Machine learning reveals genes for nitrogen use efficiency in corn
URBANA, Ill. – Machine learning can pinpoint genes of importance that help crops grow with less fertilizer, according to a new study published in Nature Communications.
“Now that we can more accurately predict which corn hybrids are better at using nitrogen fertilizer in the field, we can rapidly improve this trait. Increasing nitrogen use efficiency in corn and other crops offers three key benefits by lowering farmer costs, reducing environmental pollution, and mitigating greenhouse gas emissions from agriculture,” said study author Stephen Moose, Alexander Professor of Crop Sciences at the University of Illinois at Urbana-Champaign.
Using genomic data to predict outcomes in agriculture is both a promise and challenge for biologists. Researchers are working to determine how to use vast amounts of genomic data to predict how organisms respond to changes in nutrition, toxins, and pathogen exposure—which in turn would inform crop improvement. But the implications go beyond crops, providing insights in disease prognosis, epidemiology, and public health.

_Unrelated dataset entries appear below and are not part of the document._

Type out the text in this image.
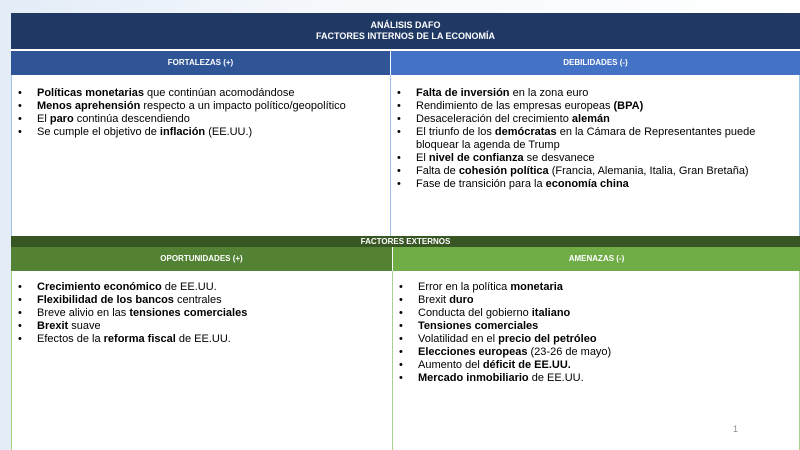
ANÁLISIS DAFO
FACTORES INTERNOS DE LA ECONOMÍA
FORTALEZAS (+)	DEBILIDADES (-)
• Políticas monetarias que continúan acomodándose
• Menos aprehensión respecto a un impacto político/geopolítico
• El paro continúa descendiendo
• Se cumple el objetivo de inflación (EE.UU.)
• Falta de inversión en la zona euro
• Rendimiento de las empresas europeas (BPA)
• Desaceleración del crecimiento alemán
• El triunfo de los demócratas en la Cámara de Representantes puede bloquear la agenda de Trump
• El nivel de confianza se desvanece
• Falta de cohesión política (Francia, Alemania, Italia, Gran Bretaña)
• Fase de transición para la economía china
FACTORES EXTERNOS
OPORTUNIDADES (+)	AMENAZAS (-)
• Crecimiento económico de EE.UU.
• Flexibilidad de los bancos centrales
• Breve alivio en las tensiones comerciales
• Brexit suave
• Efectos de la reforma fiscal de EE.UU.
• Error en la política monetaria
• Brexit duro
• Conducta del gobierno italiano
• Tensiones comerciales
• Volatilidad en el precio del petróleo
• Elecciones europeas (23-26 de mayo)
• Aumento del déficit de EE.UU.
• Mercado inmobiliario de EE.UU.
1
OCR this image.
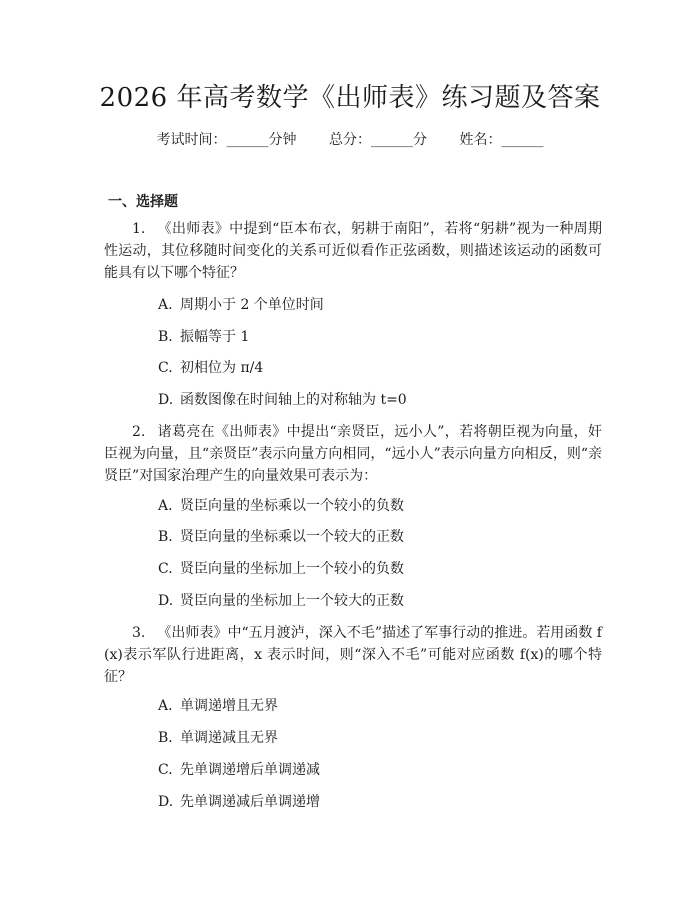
2026 年高考数学《出师表》练习题及答案
考试时间：______分钟 总分：______分 姓名：______
一、选择题
1. 《出师表》中提到“臣本布衣，躬耕于南阳”，若将“躬耕”视为一种周期性运动，其位移随时间变化的关系可近似看作正弦函数，则描述该运动的函数可能具有以下哪个特征？
A. 周期小于 2 个单位时间
B. 振幅等于 1
C. 初相位为 π/4
D. 函数图像在时间轴上的对称轴为 t=0
2. 诸葛亮在《出师表》中提出“亲贤臣，远小人”，若将朝臣视为向量，奸臣视为向量，且“亲贤臣”表示向量方向相同，“远小人”表示向量方向相反，则“亲贤臣”对国家治理产生的向量效果可表示为：
A. 贤臣向量的坐标乘以一个较小的负数
B. 贤臣向量的坐标乘以一个较大的正数
C. 贤臣向量的坐标加上一个较小的负数
D. 贤臣向量的坐标加上一个较大的正数
3. 《出师表》中“五月渡泸，深入不毛”描述了军事行动的推进。若用函数 f(x)表示军队行进距离，x 表示时间，则“深入不毛”可能对应函数 f(x)的哪个特征？
A. 单调递增且无界
B. 单调递减且无界
C. 先单调递增后单调递减
D. 先单调递减后单调递增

However, accurately predicting complex outcomes in agriculture and medicine from genome-scale information remains a significant challenge.
As a proof-of-concept, the researchers demonstrated that machine learning models could predict genes of importance for nitrogen-use-efficiency in corn. A key first step was finding genes that respond to nitrogen in leaves of both field-grown corn plants and Arabidopsis, a small flowering plant widely used as a model organism in plant biology.
Nitrogen is a crucial nutrient for plants and the main component of fertilizer; crops that use nitrogen more efficiently grow better and require less fertilizer, which has economic and environmental benefits.
“We show that focusing on genes whose expression patterns are evolutionarily conserved across species enhances our ability to learn and predict ‘genes of importance’ to growth performance for staple crops, as well as disease outcomes in animals,” explained Gloria Coruzzi, Carroll & Milton Petrie Professor in NYU’s Department of Biology and Center for Genomics and Systems Biology and the paper’s senior author.
The researchers conducted experiments that tested whether eight “master switch” genes predicted from the machine learning model actually contribute to nitrogen-use-efficiency. They showed that altered expression of these switch genes in Arabidopsis or corn could increase plant growth in low nitrogen soils, which they tested both in the lab at NYU and in cornfields at the University of Illinois.
“Our approach exploits the natural variation of genome-wide expression and related phenotypes within or across species,” added Chia-Yi Cheng of NYU’s Center for Genomics and Systems Biology and National Taiwan University, the lead author of this study. “We show that paring down our genomic input to genes whose expression patterns are conserved within and across species is a biologically principled way to reduce dimensionality of the genomic data, which significantly improves the ability of our machine learning models to identify which genes are important to a trait.”
Moreover, the researchers proved that this evolutionarily informed machine learning approach can be applied to other traits and species by predicting additional traits in plants, including biomass and yield in both Arabidopsis and corn. They also showed that this approach can predict genes of importance to drought resistance in another staple crop, rice, as well as disease outcomes in animals through studying mouse models.
“Because we showed that our evolutionarily informed pipeline can also be applied in animals, this underlines its potential to uncover genes of importance for any physiological or clinical traits of interest across biology, agriculture, or medicine,” said Coruzzi.
In addition to Moose, Coruzzi, and Cheng, additional researchers involved in this study include co-PI Ying Li and Kranthi Varala, faculty in the Department of Horticulture and Landscape Architecture at Purdue University, as well as members of their research teams at NYU, the University of Illinois, and Purdue. The research was supported by the National Science Foundation’s Plant Genome Research Program (IOS-1339362), the U.S. Department of Agriculture National Institute of Food and Agriculture Hatch project (1013620), the USDA-NIFA predoctoral fellowship (2016-67011025167), and an NSF CompGen fellowship.